Researchers working on the “physically unclonable functions found in standard PC components (PUFFIN) project” announced last week that widely used graphics processors could be the next step in online authentication.
PUFFIN is a joint project between Technische Universiteit Eindhoven in the Netherlands, Technical University of Darmstadt in Germany, Katholieke Universiteit Leuven in Belgium, and the Dutch security firm, Intrinsic ID. It seeks to find uniquely identifiable characteristics of hardware in common computers, mobile devices, laptops and consumer electronics.
Known as physically unclonable functions (PUF), the identifiable characteristics are uncontrollable products of the manufacturing process.
The end-goal is to use these features as authentication mechanisms online. As the researchers note, they are not interested in modifying hardware for this purpose, but rather, they’re interested finding some pieces or aspects of hardware that are inherently and uniquely identifiable.
The researchers realized that apparently identical graphics processors are actually different in subtle, unforgeable ways.
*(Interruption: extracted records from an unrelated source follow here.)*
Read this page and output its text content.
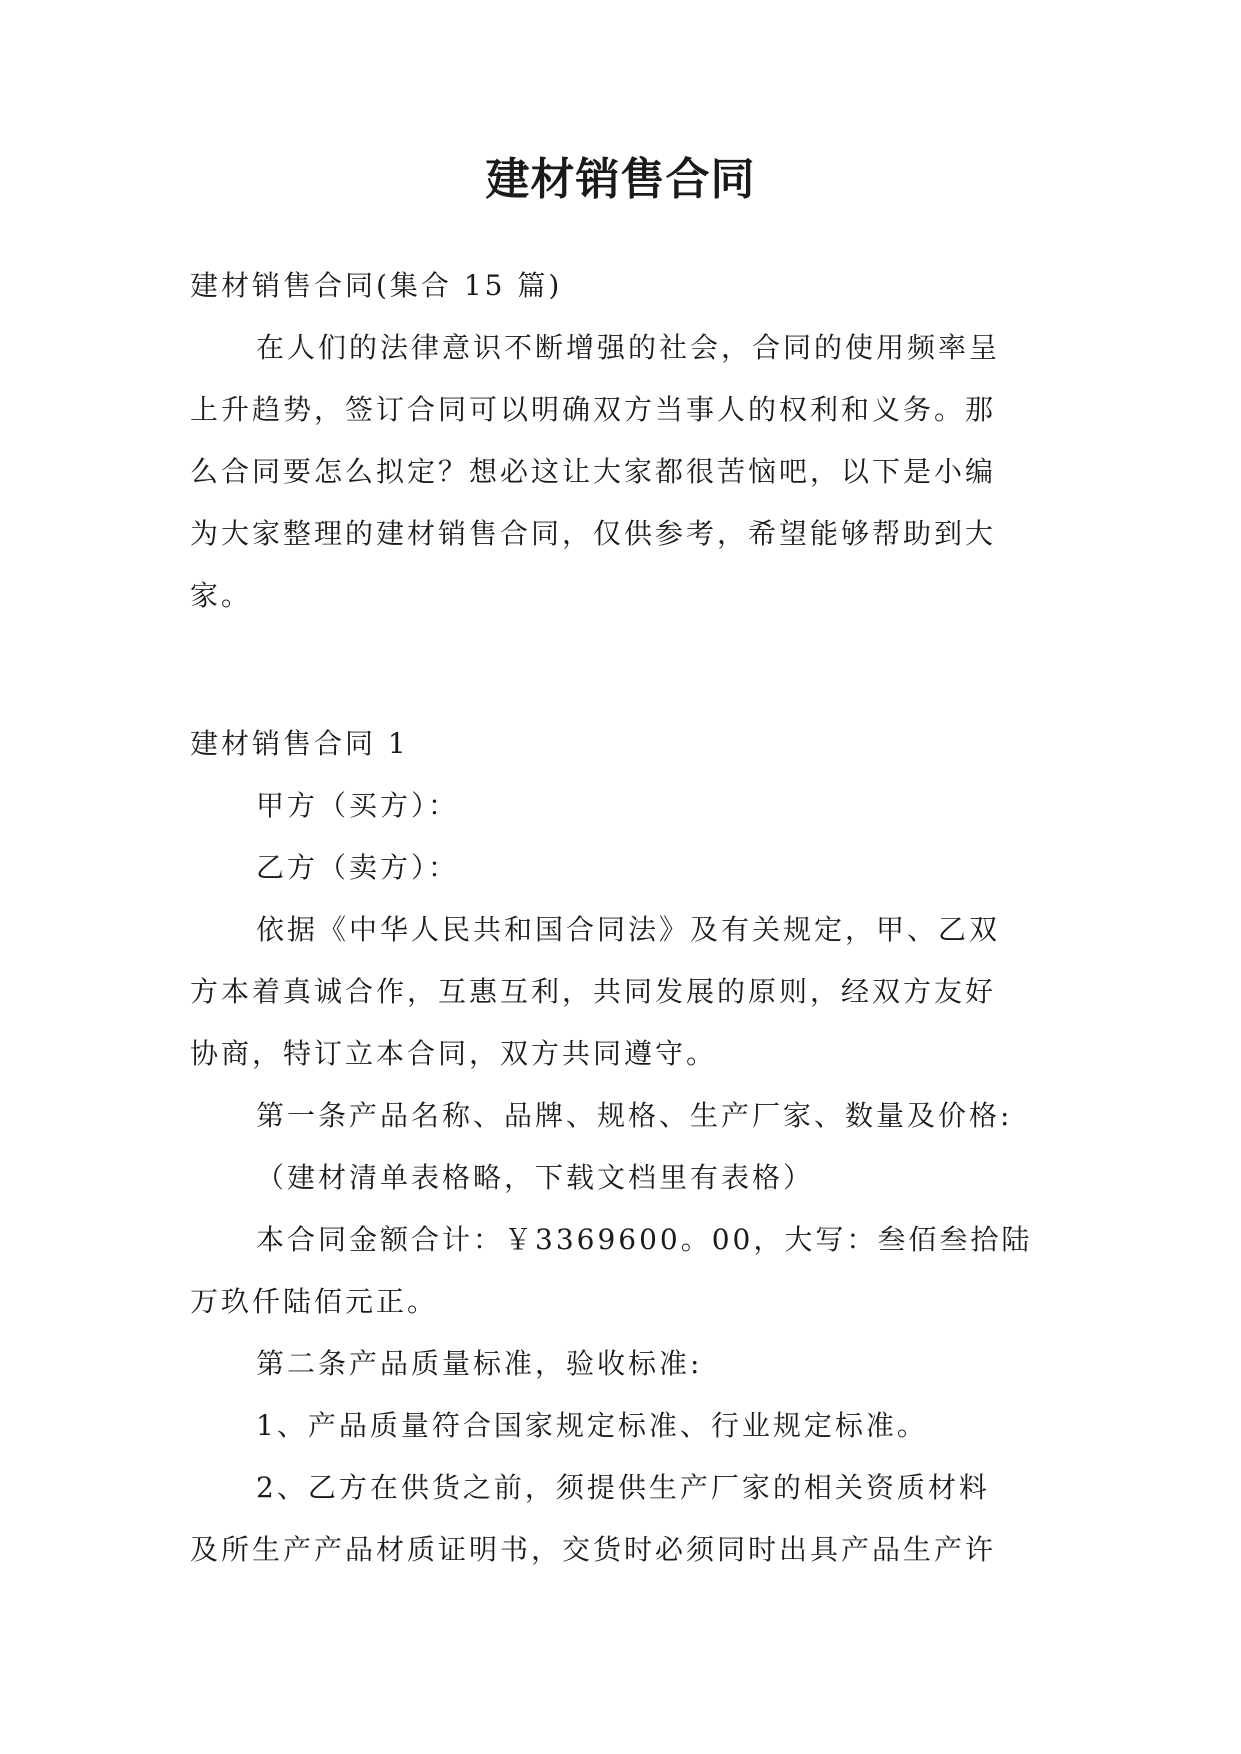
建材销售合同
建材销售合同(集合 15 篇)
在人们的法律意识不断增强的社会，合同的使用频率呈
上升趋势，签订合同可以明确双方当事人的权利和义务。那
么合同要怎么拟定？想必这让大家都很苦恼吧，以下是小编
为大家整理的建材销售合同，仅供参考，希望能够帮助到大
家。
建材销售合同 1
甲方（买方）：
乙方（卖方）：
依据《中华人民共和国合同法》及有关规定，甲、乙双
方本着真诚合作，互惠互利，共同发展的原则，经双方友好
协商，特订立本合同，双方共同遵守。
第一条产品名称、品牌、规格、生产厂家、数量及价格:
（建材清单表格略，下载文档里有表格）
本合同金额合计：￥3369600。00，大写：叁佰叁拾陆
万玖仟陆佰元正。
第二条产品质量标准，验收标准:
1、产品质量符合国家规定标准、行业规定标准。
2、乙方在供货之前，须提供生产厂家的相关资质材料
及所生产产品材质证明书，交货时必须同时出具产品生产许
A piece of software developed by the researchers is capable of discerning these fine differences. The order of magnitude of these differences is so minute, in fact, that manufacturing equipment is incapable of manipulating or replicating them. Thus, the fine-grained manufacturing differences can act as a sort of a key to reliably distinguish each of the processors from one another.
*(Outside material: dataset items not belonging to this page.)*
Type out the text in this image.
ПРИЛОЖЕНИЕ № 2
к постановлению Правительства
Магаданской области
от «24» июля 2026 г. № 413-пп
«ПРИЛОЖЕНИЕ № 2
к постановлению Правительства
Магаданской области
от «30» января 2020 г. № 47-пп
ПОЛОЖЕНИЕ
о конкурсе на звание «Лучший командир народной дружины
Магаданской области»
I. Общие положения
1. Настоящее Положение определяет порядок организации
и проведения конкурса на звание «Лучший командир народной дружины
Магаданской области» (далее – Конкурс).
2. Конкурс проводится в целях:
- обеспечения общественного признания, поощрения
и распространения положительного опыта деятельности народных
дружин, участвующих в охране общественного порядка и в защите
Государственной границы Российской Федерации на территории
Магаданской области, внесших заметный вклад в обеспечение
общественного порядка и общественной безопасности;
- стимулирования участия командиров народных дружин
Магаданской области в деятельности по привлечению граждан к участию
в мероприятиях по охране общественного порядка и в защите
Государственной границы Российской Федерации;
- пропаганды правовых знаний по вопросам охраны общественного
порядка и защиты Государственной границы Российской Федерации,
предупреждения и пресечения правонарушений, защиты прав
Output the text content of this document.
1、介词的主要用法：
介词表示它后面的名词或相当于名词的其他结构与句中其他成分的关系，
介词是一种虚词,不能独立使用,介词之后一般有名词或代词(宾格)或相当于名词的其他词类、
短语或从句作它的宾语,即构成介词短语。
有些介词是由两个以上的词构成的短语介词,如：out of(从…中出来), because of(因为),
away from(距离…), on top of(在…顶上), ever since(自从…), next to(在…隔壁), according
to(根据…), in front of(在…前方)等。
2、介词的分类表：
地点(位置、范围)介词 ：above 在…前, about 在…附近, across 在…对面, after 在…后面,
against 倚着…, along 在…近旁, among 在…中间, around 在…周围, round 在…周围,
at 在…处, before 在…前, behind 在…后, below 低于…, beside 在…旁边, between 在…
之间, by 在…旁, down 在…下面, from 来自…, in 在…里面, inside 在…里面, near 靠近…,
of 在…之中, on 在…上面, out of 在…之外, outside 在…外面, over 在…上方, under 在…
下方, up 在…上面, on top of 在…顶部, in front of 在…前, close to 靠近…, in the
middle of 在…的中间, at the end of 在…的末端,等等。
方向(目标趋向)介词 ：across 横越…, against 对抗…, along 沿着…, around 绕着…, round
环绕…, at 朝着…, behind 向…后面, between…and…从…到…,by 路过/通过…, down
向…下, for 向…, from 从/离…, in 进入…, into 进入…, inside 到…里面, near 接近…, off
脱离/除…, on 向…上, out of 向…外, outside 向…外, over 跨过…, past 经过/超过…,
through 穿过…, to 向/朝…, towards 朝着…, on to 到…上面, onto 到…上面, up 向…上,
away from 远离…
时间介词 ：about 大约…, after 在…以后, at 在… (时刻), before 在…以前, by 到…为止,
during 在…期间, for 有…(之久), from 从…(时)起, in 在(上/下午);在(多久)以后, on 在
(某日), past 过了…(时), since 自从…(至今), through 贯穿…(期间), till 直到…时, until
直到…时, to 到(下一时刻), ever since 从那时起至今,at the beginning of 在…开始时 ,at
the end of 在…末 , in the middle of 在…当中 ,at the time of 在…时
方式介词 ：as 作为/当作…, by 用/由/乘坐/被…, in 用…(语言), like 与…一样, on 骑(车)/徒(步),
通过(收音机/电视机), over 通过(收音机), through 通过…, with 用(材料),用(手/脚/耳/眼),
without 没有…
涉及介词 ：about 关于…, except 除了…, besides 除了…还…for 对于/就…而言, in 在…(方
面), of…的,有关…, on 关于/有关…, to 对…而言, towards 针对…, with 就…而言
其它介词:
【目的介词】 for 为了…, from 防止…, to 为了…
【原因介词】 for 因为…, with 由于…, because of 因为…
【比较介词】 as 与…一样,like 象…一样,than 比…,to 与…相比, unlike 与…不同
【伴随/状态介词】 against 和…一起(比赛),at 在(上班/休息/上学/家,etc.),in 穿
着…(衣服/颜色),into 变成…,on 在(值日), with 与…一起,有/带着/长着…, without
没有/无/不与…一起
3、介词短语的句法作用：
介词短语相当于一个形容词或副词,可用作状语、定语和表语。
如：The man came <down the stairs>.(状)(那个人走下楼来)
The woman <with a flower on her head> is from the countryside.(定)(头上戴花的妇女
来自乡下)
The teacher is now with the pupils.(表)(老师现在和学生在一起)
The implication of this discovery is that such differences can be used as PUFs to securely link the graphics cards, and by extension, the computers in which they reside and the persons using them, to specific online accounts.
The project’s lead researcher, Dr. Tanja Lange of Eindhoven Institute for the Protection of Systems and Information, told Threatpost in an email interview that the manufacturing differences were truly unclonable. So copying the GPUs perfectly is out of the question.
The more difficult question to answer at this point, she said, is whether someone could use software to emulate the differences in behavior between graphical processing units. Lange said the key is finding a way to guarantee, in an authentication process, that the party attempting to authenticate a user is communicating with an actual GPU and not software attempting to replicate its behavior and uniqueness. Lange went on to admit they aren’t quite there yet, which is why the product is not finished.
The PUFFIN project will run until 2015 and has a $1.65 million budget.